Some may feel it unfair to paint Corporate America today with the brush of yesterday’s criminal and treasonous activities. Some ethicists point out that today’s corporate leadership had nothing to do with the coup or the Holocaust and slave labor (although slave labor is still exploited by several major American corporations around the world: indigenous peoples in South American, for example). But if these ethicist’s arguments were extended to countries, neither should today’s governments be held responsible for the acts of their predecessors. Or today’s government’s for future atrocities. But the purpose of this discussion is not just to ascribe the criminality as such, but to place it in context, to appreciate that past behavior does provide precedent for future behavior.

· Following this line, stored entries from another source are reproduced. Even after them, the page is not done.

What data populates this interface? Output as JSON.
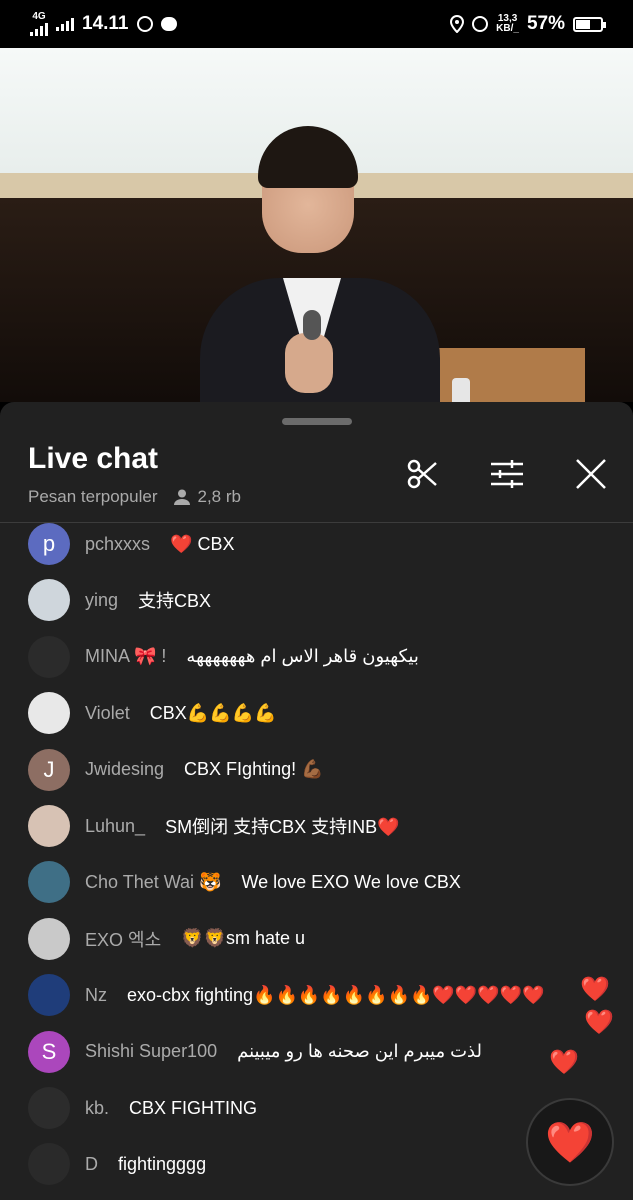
{
  "status_bar": {
    "network": "4G",
    "time": "14.11",
    "data_speed_value": "13,3",
    "data_speed_unit": "KB/_",
    "battery": "57%",
    "battery_level": 0.57
  },
  "chat": {
    "title": "Live chat",
    "mode": "Pesan terpopuler",
    "viewers": "2,8 rb",
    "messages": [
      {
        "author": "pchxxxs",
        "text": "❤️ CBX",
        "avatar_letter": "p",
        "avatar_color": "#5c6bc0"
      },
      {
        "author": "ying",
        "text": "支持CBX",
        "avatar_letter": "",
        "avatar_color": "#cfd6dc"
      },
      {
        "author": "MINA 🎀 !",
        "text": "بیکهیون قاهر الاس ام هههههههه",
        "avatar_letter": "",
        "avatar_color": "#2b2b2b"
      },
      {
        "author": "Violet",
        "text": "CBX💪💪💪💪",
        "avatar_letter": "",
        "avatar_color": "#e8e8e8"
      },
      {
        "author": "Jwidesing",
        "text": "CBX FIghting! 💪🏾",
        "avatar_letter": "J",
        "avatar_color": "#8d6e63"
      },
      {
        "author": "Luhun_",
        "text": "SM倒闭 支持CBX 支持INB❤️",
        "avatar_letter": "",
        "avatar_color": "#d7c2b4"
      },
      {
        "author": "Cho Thet Wai 🐯",
        "text": "We love EXO We love CBX",
        "avatar_letter": "",
        "avatar_color": "#3f6f86"
      },
      {
        "author": "EXO 엑소",
        "text": "🦁🦁sm hate u",
        "avatar_letter": "",
        "avatar_color": "#c9c9c9"
      },
      {
        "author": "Nz",
        "text": "exo-cbx fighting🔥🔥🔥🔥🔥🔥🔥🔥❤️❤️❤️❤️❤️",
        "avatar_letter": "",
        "avatar_color": "#1f3d7a"
      },
      {
        "author": "Shishi Super100",
        "text": "لذت میبرم این صحنه ها رو میبینم",
        "avatar_letter": "S",
        "avatar_color": "#ab47bc"
      },
      {
        "author": "kb.",
        "text": "CBX FIGHTING",
        "avatar_letter": "",
        "avatar_color": "#2c2c2c"
      },
      {
        "author": "D",
        "text": "fightingggg",
        "avatar_letter": "",
        "avatar_color": "#2a2a2a"
      }
    ]
  },
  "icons": {
    "clip": "scissors-icon",
    "filter": "sliders-icon",
    "close": "close-icon",
    "heart": "heart-icon",
    "viewers": "person-icon"
  },
  "reactions": {
    "button_emoji": "❤️",
    "floating": [
      "❤️",
      "❤️",
      "❤️"
    ]
  },
  "colors": {
    "panel_bg": "#212121",
    "author_text": "#aaaaaa",
    "message_text": "#ffffff"
  }
}
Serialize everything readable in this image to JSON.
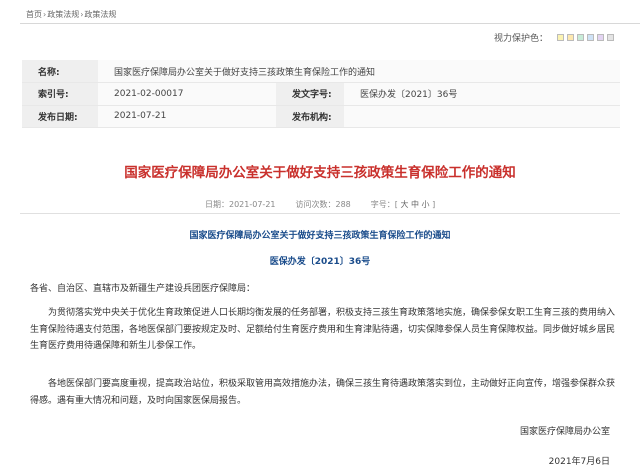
{
  "breadcrumb": {
    "items": [
      "首页",
      "政策法规",
      "政策法规"
    ],
    "sep": "›"
  },
  "color_protect": {
    "label": "视力保护色：",
    "swatches": [
      "#fbf3b2",
      "#fde8b0",
      "#c8ecd8",
      "#cfe2f6",
      "#e3d4f2",
      "#e4e4e4"
    ]
  },
  "info": {
    "name_key": "名称:",
    "name_value": "国家医疗保障局办公室关于做好支持三孩政策生育保险工作的通知",
    "index_key": "索引号:",
    "index_value": "2021-02-00017",
    "docno_key": "发文字号:",
    "docno_value": "医保办发〔2021〕36号",
    "date_key": "发布日期:",
    "date_value": "2021-07-21",
    "org_key": "发布机构:",
    "org_value": ""
  },
  "article": {
    "title": "国家医疗保障局办公室关于做好支持三孩政策生育保险工作的通知",
    "meta_date_label": "日期：",
    "meta_date": "2021-07-21",
    "meta_views_label": "访问次数：",
    "meta_views": "288",
    "meta_font_label": "字号：",
    "meta_font_open": "[",
    "meta_font_large": "大",
    "meta_font_medium": "中",
    "meta_font_small": "小",
    "meta_font_close": "]",
    "inner_title": "国家医疗保障局办公室关于做好支持三孩政策生育保险工作的通知",
    "doc_number": "医保办发〔2021〕36号",
    "addressees": "各省、自治区、直辖市及新疆生产建设兵团医疗保障局：",
    "para1": "为贯彻落实党中央关于优化生育政策促进人口长期均衡发展的任务部署，积极支持三孩生育政策落地实施，确保参保女职工生育三孩的费用纳入生育保险待遇支付范围，各地医保部门要按规定及时、足额给付生育医疗费用和生育津贴待遇，切实保障参保人员生育保障权益。同步做好城乡居民生育医疗费用待遇保障和新生儿参保工作。",
    "para2": "各地医保部门要高度重视，提高政治站位，积极采取管用高效措施办法，确保三孩生育待遇政策落实到位，主动做好正向宣传，增强参保群众获得感。遇有重大情况和问题，及时向国家医保局报告。",
    "signature": "国家医疗保障局办公室",
    "sign_date": "2021年7月6日"
  }
}
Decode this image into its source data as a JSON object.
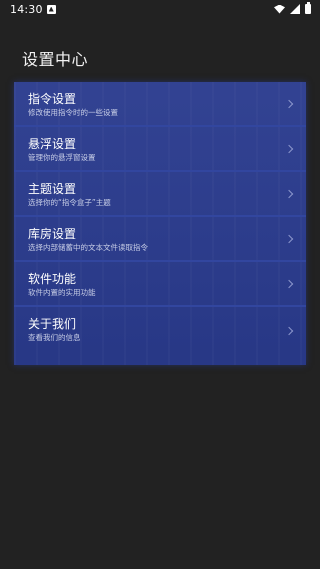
{
  "status_bar": {
    "time": "14:30"
  },
  "page": {
    "title": "设置中心"
  },
  "colors": {
    "background": "#222222",
    "panel": "#2a3b8e",
    "divider": "#32469f"
  },
  "settings": {
    "items": [
      {
        "title": "指令设置",
        "desc": "修改使用指令时的一些设置"
      },
      {
        "title": "悬浮设置",
        "desc": "管理你的悬浮窗设置"
      },
      {
        "title": "主题设置",
        "desc": "选择你的“指令盒子”主题"
      },
      {
        "title": "库房设置",
        "desc": "选择内部储蓄中的文本文件读取指令"
      },
      {
        "title": "软件功能",
        "desc": "软件内置的实用功能"
      },
      {
        "title": "关于我们",
        "desc": "查看我们的信息"
      }
    ]
  }
}
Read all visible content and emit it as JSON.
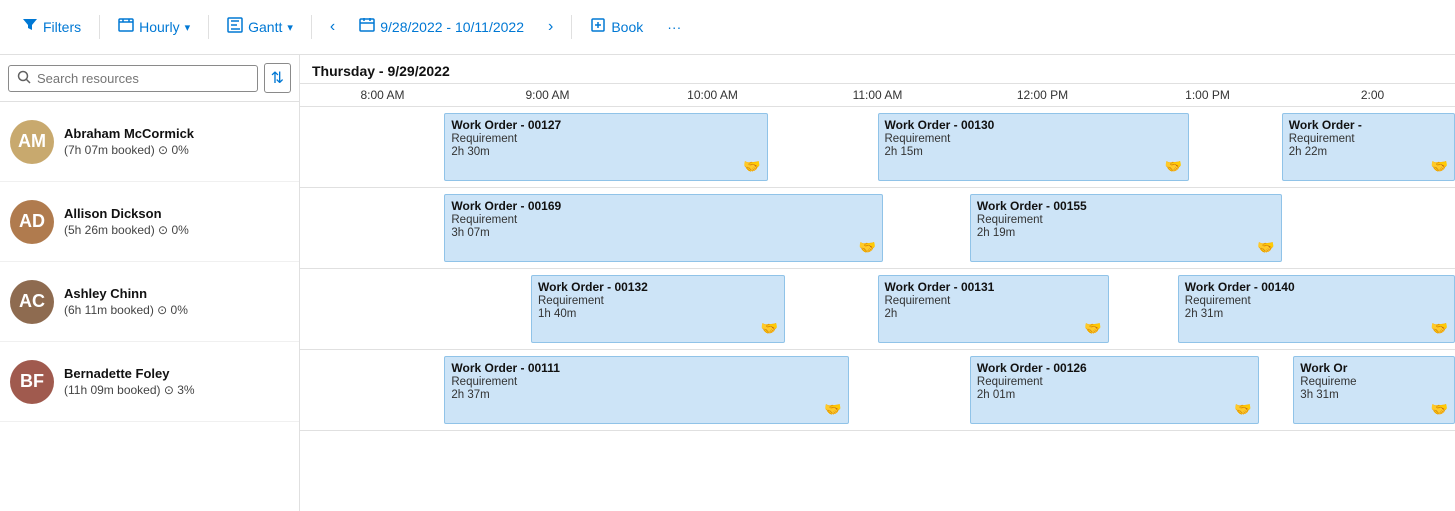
{
  "toolbar": {
    "filters_label": "Filters",
    "hourly_label": "Hourly",
    "gantt_label": "Gantt",
    "date_range": "9/28/2022 - 10/11/2022",
    "book_label": "Book"
  },
  "search": {
    "placeholder": "Search resources"
  },
  "gantt": {
    "date_header": "Thursday - 9/29/2022",
    "hours": [
      "8:00 AM",
      "9:00 AM",
      "10:00 AM",
      "11:00 AM",
      "12:00 PM",
      "1:00 PM",
      "2:00"
    ]
  },
  "resources": [
    {
      "id": "abraham",
      "name": "Abraham McCormick",
      "meta": "(7h 07m booked) ⊙ 0%",
      "initials": "AM",
      "avatar_class": "avatar-am",
      "orders": [
        {
          "id": "wo-00127",
          "title": "Work Order - 00127",
          "type": "Requirement",
          "duration": "2h 30m",
          "left_pct": 12.5,
          "width_pct": 28
        },
        {
          "id": "wo-00130",
          "title": "Work Order - 00130",
          "type": "Requirement",
          "duration": "2h 15m",
          "left_pct": 50,
          "width_pct": 27
        },
        {
          "id": "wo-00130b",
          "title": "Work Order -",
          "type": "Requirement",
          "duration": "2h 22m",
          "left_pct": 85,
          "width_pct": 15
        }
      ]
    },
    {
      "id": "allison",
      "name": "Allison Dickson",
      "meta": "(5h 26m booked) ⊙ 0%",
      "initials": "AD",
      "avatar_class": "avatar-ad",
      "orders": [
        {
          "id": "wo-00169",
          "title": "Work Order - 00169",
          "type": "Requirement",
          "duration": "3h 07m",
          "left_pct": 12.5,
          "width_pct": 38
        },
        {
          "id": "wo-00155",
          "title": "Work Order - 00155",
          "type": "Requirement",
          "duration": "2h 19m",
          "left_pct": 58,
          "width_pct": 27
        }
      ]
    },
    {
      "id": "ashley",
      "name": "Ashley Chinn",
      "meta": "(6h 11m booked) ⊙ 0%",
      "initials": "AC",
      "avatar_class": "avatar-ac",
      "orders": [
        {
          "id": "wo-00132",
          "title": "Work Order - 00132",
          "type": "Requirement",
          "duration": "1h 40m",
          "left_pct": 20,
          "width_pct": 22
        },
        {
          "id": "wo-00131",
          "title": "Work Order - 00131",
          "type": "Requirement",
          "duration": "2h",
          "left_pct": 50,
          "width_pct": 20
        },
        {
          "id": "wo-00140",
          "title": "Work Order - 00140",
          "type": "Requirement",
          "duration": "2h 31m",
          "left_pct": 76,
          "width_pct": 24
        }
      ]
    },
    {
      "id": "bernadette",
      "name": "Bernadette Foley",
      "meta": "(11h 09m booked) ⊙ 3%",
      "initials": "BF",
      "avatar_class": "avatar-bf",
      "orders": [
        {
          "id": "wo-00111",
          "title": "Work Order - 00111",
          "type": "Requirement",
          "duration": "2h 37m",
          "left_pct": 12.5,
          "width_pct": 35
        },
        {
          "id": "wo-00126",
          "title": "Work Order - 00126",
          "type": "Requirement",
          "duration": "2h 01m",
          "left_pct": 58,
          "width_pct": 25
        },
        {
          "id": "wo-00126b",
          "title": "Work Or",
          "type": "Requireme",
          "duration": "3h 31m",
          "left_pct": 86,
          "width_pct": 14
        }
      ]
    }
  ]
}
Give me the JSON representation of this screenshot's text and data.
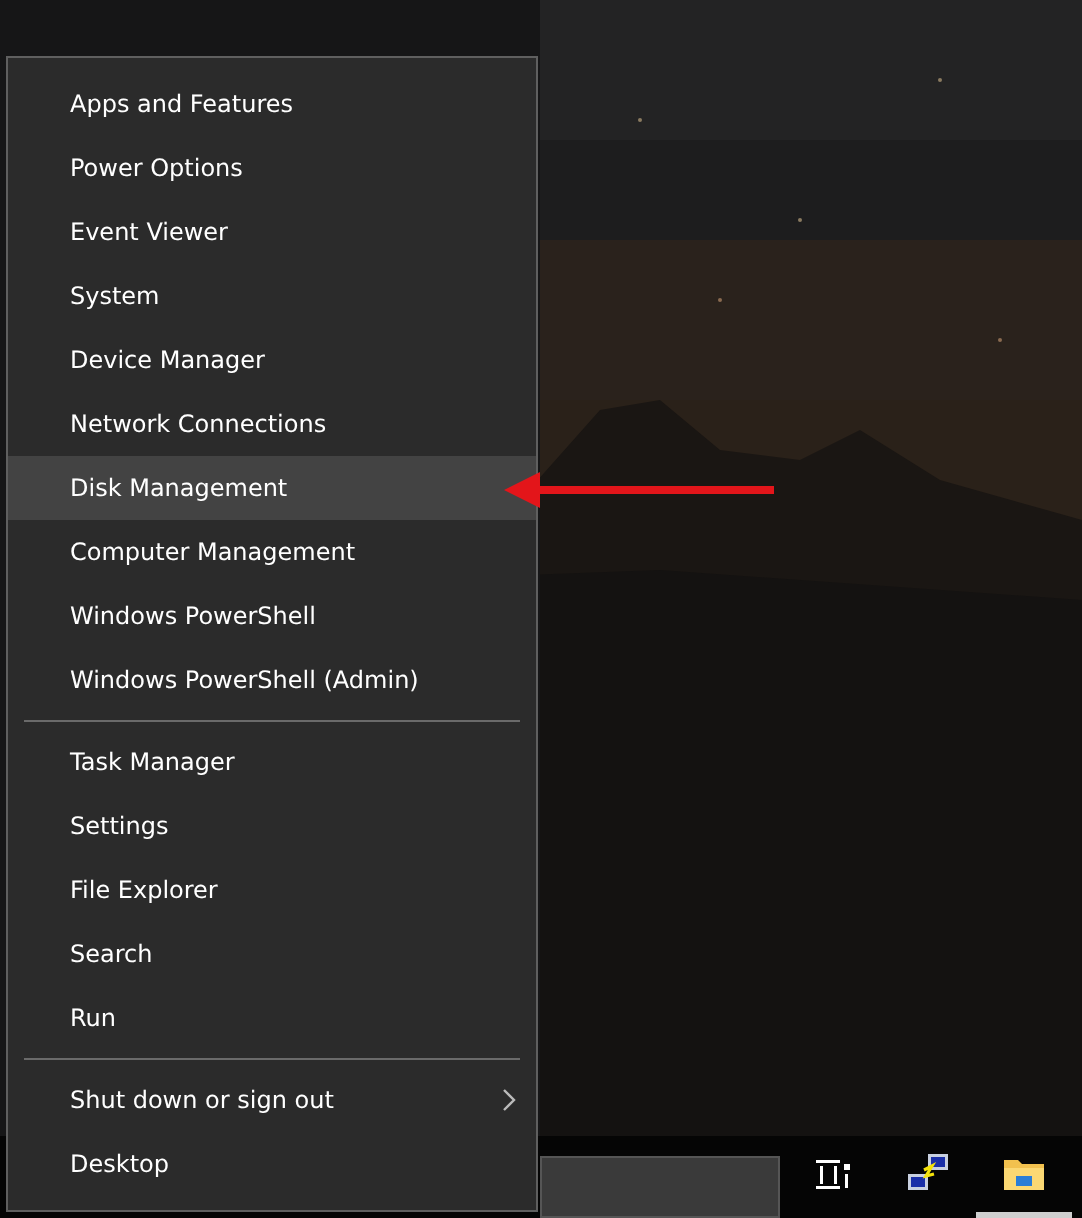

In earlier chapters reference was made to the 1935 Nuremberg Laws removing German Jewry from the protection of the German state; as defining “Jew” by degree according to a convert in the family tree. 1935 represents a precedent that should another charismatic leader arise in, for example, the United States, that the Nuremberg Laws might well serve as legal precedent, serve as an established and workable definition for “Jewish identity.” Why reinvent the wheel?
Corporate America laid bare its extremist political instincts in the 1930’s and ‘40’s, and even today in its continuing exploitation of indigenous peoples for slave labor. Its fascist politics was early demonstrated in its support for Hitler long before he became Germany’s Führer. Corporate America idealized Nazism as a model for a “well-ordered society” to the point of attempting to overthrow the America Government and replace it with a fascist regime. Corporate America funded the eugenic ideology of a racially pure America, an Aryan superman, and this long before Hitler made the idea unpopular. Corporate America openly supported Hitler’s war-time goal of a crusade against “Judeo-Bolshevism.” And what did that imply for the survival of American Jewry had Hitler succeeded?
And what does this history suggest, what implications for American Jewry should social stress in this country rise to levels experienced in Germany during the Great Depression; should antisemitism in the United return to levels expressed by Americans during the Holocaust years? Will American “exceptionality” parrot German-Jewry’s insistence of their fatherland’s “exceptionality,” and will we follow them down the road already precedent in the Holocaust?